Simplify 3/( square root of x+ square root of 5)
The question is asking for the simplification of the mathematical expression 3 divided by the sum of the square root of 'x' and the square root of 5. This involves algebraic manipulation to eliminate the square root from the denominator of the fraction, typically through a process called "rationalizing the denominator," where both the numerator and denominator of the fraction are multiplied by a conjugate of the denominator to create a rational number in the denominator.
$\frac{3}{\sqrt{x} + \sqrt{5}}$
Rationalize the denominator by multiplying the fraction $\frac{3}{\sqrt{x} + \sqrt{5}}$ by the conjugate $\frac{\sqrt{x} - \sqrt{5}}{\sqrt{x} - \sqrt{5}}$ to get $\frac{3}{\sqrt{x} + \sqrt{5}} \cdot \frac{\sqrt{x} - \sqrt{5}}{\sqrt{x} - \sqrt{5}}$.
Combine the numerator terms by distributing the 3 across $\sqrt{x} - \sqrt{5}$, resulting in $\frac{3(\sqrt{x} - \sqrt{5})}{(\sqrt{x} + \sqrt{5})(\sqrt{x} - \sqrt{5})}$.
Apply the difference of squares to the denominator, which simplifies to $\sqrt{x}^2 - (\sqrt{5})^2$.
Complete the simplification to obtain $\frac{3(\sqrt{x} - \sqrt{5})}{x - 5}$.
To simplify a fraction where the denominator contains a radical, we often multiply the fraction by a form of 1 that will eliminate the radical in the denominator. This process is known as rationalizing the denominator.

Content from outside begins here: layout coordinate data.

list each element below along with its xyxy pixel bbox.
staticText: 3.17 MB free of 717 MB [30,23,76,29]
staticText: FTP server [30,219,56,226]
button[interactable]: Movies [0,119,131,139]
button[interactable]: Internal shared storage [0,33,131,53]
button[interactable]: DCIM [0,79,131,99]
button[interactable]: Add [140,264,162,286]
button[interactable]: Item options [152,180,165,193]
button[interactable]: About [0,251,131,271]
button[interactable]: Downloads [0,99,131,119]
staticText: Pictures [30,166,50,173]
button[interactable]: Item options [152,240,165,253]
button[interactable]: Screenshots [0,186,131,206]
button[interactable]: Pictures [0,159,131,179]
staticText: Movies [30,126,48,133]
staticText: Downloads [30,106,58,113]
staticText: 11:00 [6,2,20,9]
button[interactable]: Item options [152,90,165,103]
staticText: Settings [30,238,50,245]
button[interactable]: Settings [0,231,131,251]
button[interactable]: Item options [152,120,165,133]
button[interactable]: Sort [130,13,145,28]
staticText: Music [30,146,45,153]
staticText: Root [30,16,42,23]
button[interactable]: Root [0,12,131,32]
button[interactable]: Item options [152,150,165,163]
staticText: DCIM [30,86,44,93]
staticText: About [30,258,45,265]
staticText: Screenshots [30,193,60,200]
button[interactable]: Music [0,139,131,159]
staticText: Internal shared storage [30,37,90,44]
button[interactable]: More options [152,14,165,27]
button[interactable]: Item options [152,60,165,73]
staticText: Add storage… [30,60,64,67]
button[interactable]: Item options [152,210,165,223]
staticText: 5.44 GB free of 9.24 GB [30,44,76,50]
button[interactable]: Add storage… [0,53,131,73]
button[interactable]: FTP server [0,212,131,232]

The conjugate of a binomial expression $\sqrt{a} + \sqrt{b}$ is $\sqrt{a} - \sqrt{b}$. When we multiply a binomial by its conjugate, the result is the difference of squares, which is a special product that eliminates the radical: $(\sqrt{a} + \sqrt{b})(\sqrt{a} - \sqrt{b}) = a - b$.

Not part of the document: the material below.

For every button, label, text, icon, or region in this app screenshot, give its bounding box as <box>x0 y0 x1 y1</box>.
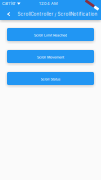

The FOIL method stands for First, Outer, Inner, Last, referring to the order in which we multiply terms when expanding the product of two binomials. However, when multiplying conjugates, the middle terms cancel out, leaving only the first and last terms.
In the given problem, after rationalizing the denominator and applying the difference of squares, we get a simplified expression where the radicals are eliminated from the denominator, making it easier to handle and understand.